July 7. (EUROPA PRESS) –
The non-governmental organization Action Against Hunger has warned this Thursday that “the perfect storm” of hunger is forming due to the sum of factors such as the coronavirus pandemic, the war in Ukraine, the effects of the increase in prices of food and extreme weather events.
Some 768 million people suffer from hunger around the world, according to a new United Nations report published on Wednesday, which warns that the figure has skyrocketed by 150 million compared to statistics collected before the outbreak of the coronavirus pandemic. COVID-19.
“There are three areas where all the indicators are shot: the Middle East, Africa and even Latin America, because the price of food is unaffordable for most and they have already exhausted their reserves after the blow caused by COVID-19 in countries without a system. of social protection”, explained the director general of the NGO, Olivier Longué.
“We must remember that the food crisis was served before the conflict in Ukraine”, Longué highlighted. “COVID-19, climate change and the crisis in Yemen and Lebanon were already there, so we had a critical situation before the February conflict, something that we were already denouncing as an absolute crisis situation,” he said.

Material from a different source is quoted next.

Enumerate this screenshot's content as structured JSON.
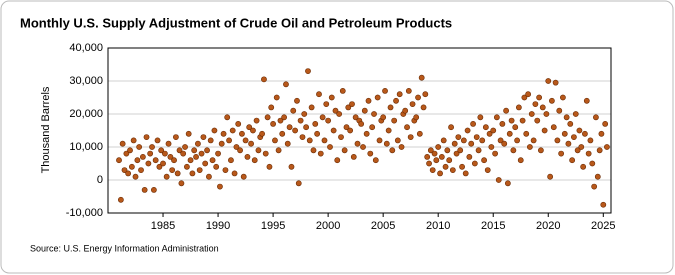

In this sense, he has emphasized that “the big problem that comes with Ukraine is not so much the lack of food, but the rise in the price of food and the economic capacity to buy it.” “If we don’t act now, the ‘Zero Hunger’ objective of the Sustainable Development Goals will not only not be achieved by 2030, but we will move further and further away from its fulfillment,” she stressed.
The State of Food Security and Nutrition in the World (SOFI) published on Wednesday shows that the goal of zero hunger in 2030 is increasingly distant, with constant increases in food insecurity that threaten to go further in the coming months due to the collateral effects of crises such as the war in Ukraine.
The estimates in this document keep the number of hungry people in a range of between 702 and 828 million, with the aim of reflecting the uncertainties associated mainly with the COVID-19 pandemic, for which it establishes the midpoint of 768 as a reference millions.